The second tool is more strategic in nature, helping health system leaders quickly assess a wide range of factors in their country that affect supply chain performance – geography, politics, financing, human resources – and identify the types of supply chain strategies that are most aligned with that context. Again, WDI helped minimize barriers to using the tool by designing it in Excel and using data that already exists in the global health space. Together these tools allow governments or donor agencies to quickly get answers that aid in improving supply chain design.
WDI and VillageReach have been longtime partners. VillageReach has supported the work of several WDI summer interns, and the Institute’s Healthcare Initiative partnered with the global nonprofit from 2014-16 to enhance vaccine supply chain performance by evaluating mechanisms to improve accountability of vaccine program staff in three provinces in Mozambique.
Also announced at the Brussels meeting was Bare’s election as chairwoman of the RHSC’s Market Development Approaches Working Group (MDAWG). As one of RHSC’s several mechanisms through which coalition members collaborate, MDAWG is focused on the “total market,” striving to facilitate wider private sector involvement and overall market growth. RHSC uses these working groups, along with several caucuses, to bring members and partners together to build sustained, coordinated action toward specific and agreed-upon goals.
Bare’s two-year term involves several duties, including pursuing the objectives of MDAWG to:
- Advance global understanding of the role of market development approaches in improving the availability, equity, quality and choice of reproductive health supplies;
- Provide a neutral venue for members to propose and seek partnerships for developing and pilot-testing innovations in market development;
- Facilitate networking and collaboration among member organizations and individuals interested in applying market development approaches to improve reproductive health supplies.

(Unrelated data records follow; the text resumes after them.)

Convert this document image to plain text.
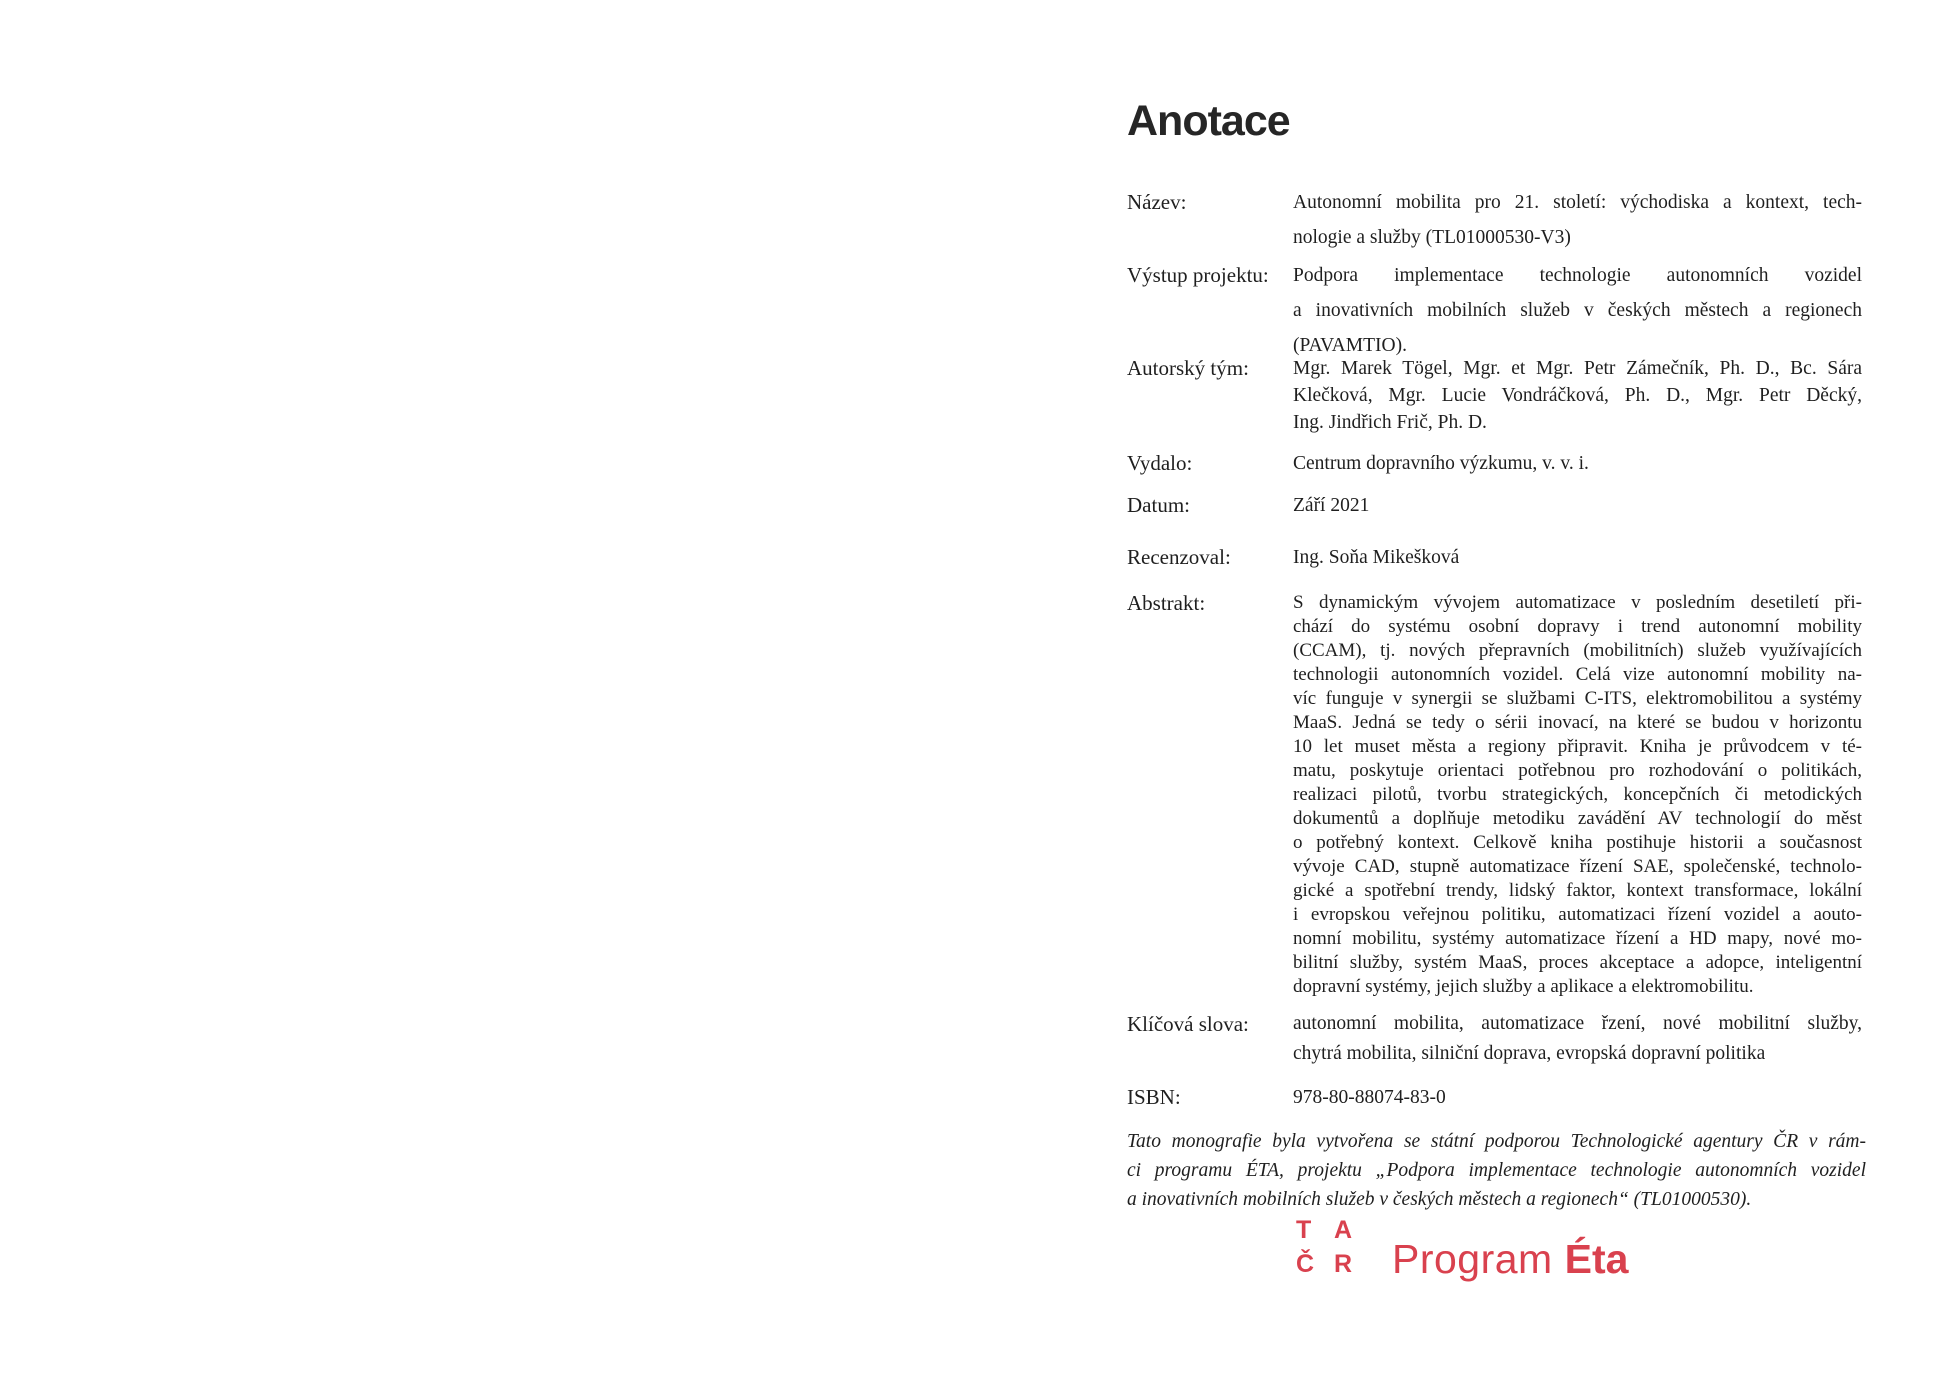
Anotace
Název:	Autonomní mobilita pro 21. století: východiska a kontext, tech-
nologie a služby (TL01000530-V3)
Výstup projektu:	Podpora implementace technologie autonomních vozidel
a inovativních mobilních služeb v českých městech a regionech
(PAVAMTIO).
Autorský tým:	Mgr. Marek Tögel, Mgr. et Mgr. Petr Zámečník, Ph. D., Bc. Sára
Klečková, Mgr. Lucie Vondráčková, Ph. D., Mgr. Petr Děcký,
Ing. Jindřich Frič, Ph. D.
Vydalo:	Centrum dopravního výzkumu, v. v. i.
Datum:	Září 2021
Recenzoval:	Ing. Soňa Mikešková
Abstrakt:	S dynamickým vývojem automatizace v posledním desetiletí při-
chází do systému osobní dopravy i trend autonomní mobility
(CCAM), tj. nových přepravních (mobilitních) služeb využívajících
technologii autonomních vozidel. Celá vize autonomní mobility na-
víc funguje v synergii se službami C-ITS, elektromobilitou a systémy
MaaS. Jedná se tedy o sérii inovací, na které se budou v horizontu
10 let muset města a regiony připravit. Kniha je průvodcem v té-
matu, poskytuje orientaci potřebnou pro rozhodování o politikách,
realizaci pilotů, tvorbu strategických, koncepčních či metodických
dokumentů a doplňuje metodiku zavádění AV technologií do měst
o potřebný kontext. Celkově kniha postihuje historii a současnost
vývoje CAD, stupně automatizace řízení SAE, společenské, technolo-
gické a spotřební trendy, lidský faktor, kontext transformace, lokální
i evropskou veřejnou politiku, automatizaci řízení vozidel a aouto-
nomní mobilitu, systémy automatizace řízení a HD mapy, nové mo-
bilitní služby, systém MaaS, proces akceptace a adopce, inteligentní
dopravní systémy, jejich služby a aplikace a elektromobilitu.
Klíčová slova:	autonomní mobilita, automatizace řzení, nové mobilitní služby,
chytrá mobilita, silniční doprava, evropská dopravní politika
ISBN:	978-80-88074-83-0
Tato monografie byla vytvořena se státní podporou Technologické agentury ČR v rám-
ci programu ÉTA, projektu „Podpora implementace technologie autonomních vozidel
a inovativních mobilních služeb v českých městech a regionech“ (TL01000530).
T A
Č R Program Éta
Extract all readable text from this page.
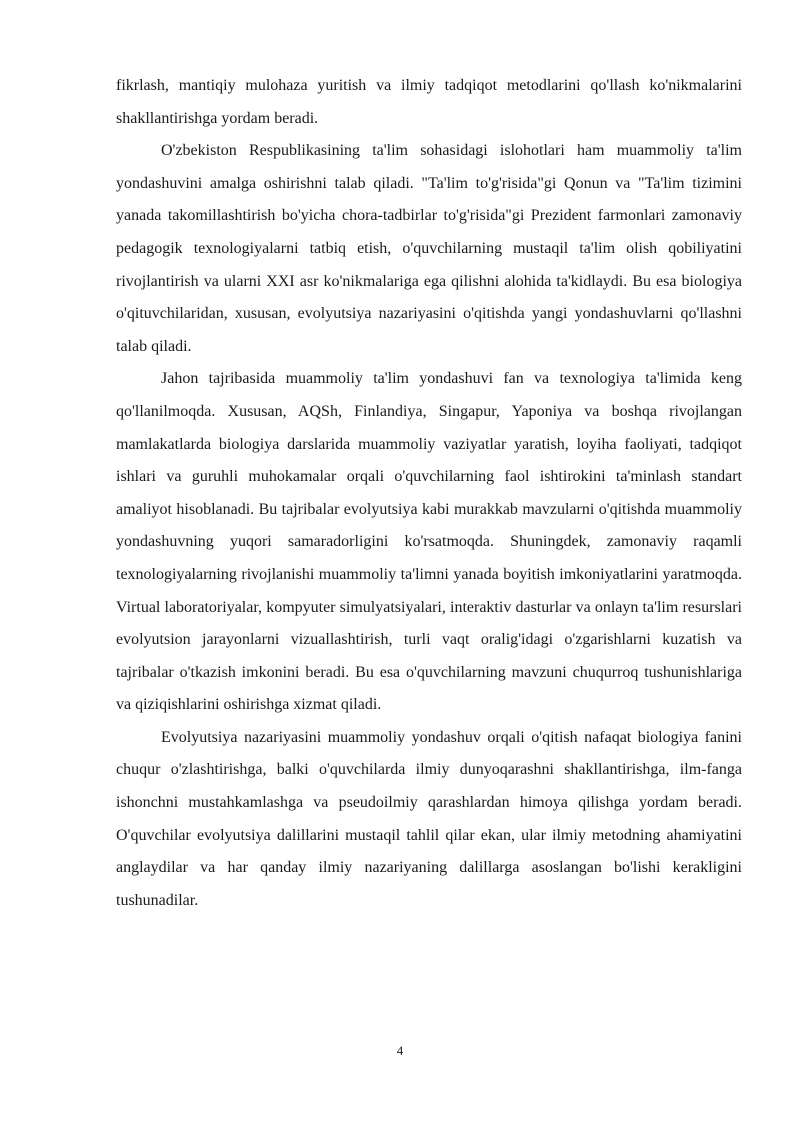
fikrlash, mantiqiy mulohaza yuritish va ilmiy tadqiqot metodlarini qo'llash ko'nikmalarini shakllantirishga yordam beradi.

O'zbekiston Respublikasining ta'lim sohasidagi islohotlari ham muammoliy ta'lim yondashuvini amalga oshirishni talab qiladi. "Ta'lim to'g'risida"gi Qonun va "Ta'lim tizimini yanada takomillashtirish bo'yicha chora-tadbirlar to'g'risida"gi Prezident farmonlari zamonaviy pedagogik texnologiyalarni tatbiq etish, o'quvchilarning mustaqil ta'lim olish qobiliyatini rivojlantirish va ularni XXI asr ko'nikmalariga ega qilishni alohida ta'kidlaydi. Bu esa biologiya o'qituvchilaridan, xususan, evolyutsiya nazariyasini o'qitishda yangi yondashuvlarni qo'llashni talab qiladi.

Jahon tajribasida muammoliy ta'lim yondashuvi fan va texnologiya ta'limida keng qo'llanilmoqda. Xususan, AQSh, Finlandiya, Singapur, Yaponiya va boshqa rivojlangan mamlakatlarda biologiya darslarida muammoliy vaziyatlar yaratish, loyiha faoliyati, tadqiqot ishlari va guruhli muhokamalar orqali o'quvchilarning faol ishtirokini ta'minlash standart amaliyot hisoblanadi. Bu tajribalar evolyutsiya kabi murakkab mavzularni o'qitishda muammoliy yondashuvning yuqori samaradorligini ko'rsatmoqda. Shuningdek, zamonaviy raqamli texnologiyalarning rivojlanishi muammoliy ta'limni yanada boyitish imkoniyatlarini yaratmoqda. Virtual laboratoriyalar, kompyuter simulyatsiyalari, interaktiv dasturlar va onlayn ta'lim resurslari evolyutsion jarayonlarni vizuallashtirish, turli vaqt oralig'idagi o'zgarishlarni kuzatish va tajribalar o'tkazish imkonini beradi. Bu esa o'quvchilarning mavzuni chuqurroq tushunishlariga va qiziqishlarini oshirishga xizmat qiladi.

Evolyutsiya nazariyasini muammoliy yondashuv orqali o'qitish nafaqat biologiya fanini chuqur o'zlashtirishga, balki o'quvchilarda ilmiy dunyoqarashni shakllantirishga, ilm-fanga ishonchni mustahkamlashga va pseudoilmiy qarashlardan himoya qilishga yordam beradi. O'quvchilar evolyutsiya dalillarini mustaqil tahlil qilar ekan, ular ilmiy metodning ahamiyatini anglaydilar va har qanday ilmiy nazariyaning dalillarga asoslangan bo'lishi kerakligini tushunadilar.

4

Bare will work closely with RHSC secretariat staff to provide leadership for the group’s workstreams and activities, to ensure the visibility of its work both internally and externally and to collaborate with other RHSC working groups.
“I am grateful for this opportunity and excited to work my coalition colleagues in MDAWG,” Bare said. “Through our individual organizations and together as a group, we aim to contribute to the private sector’s development and sustainability in order to increase reproductive health access and supply security.”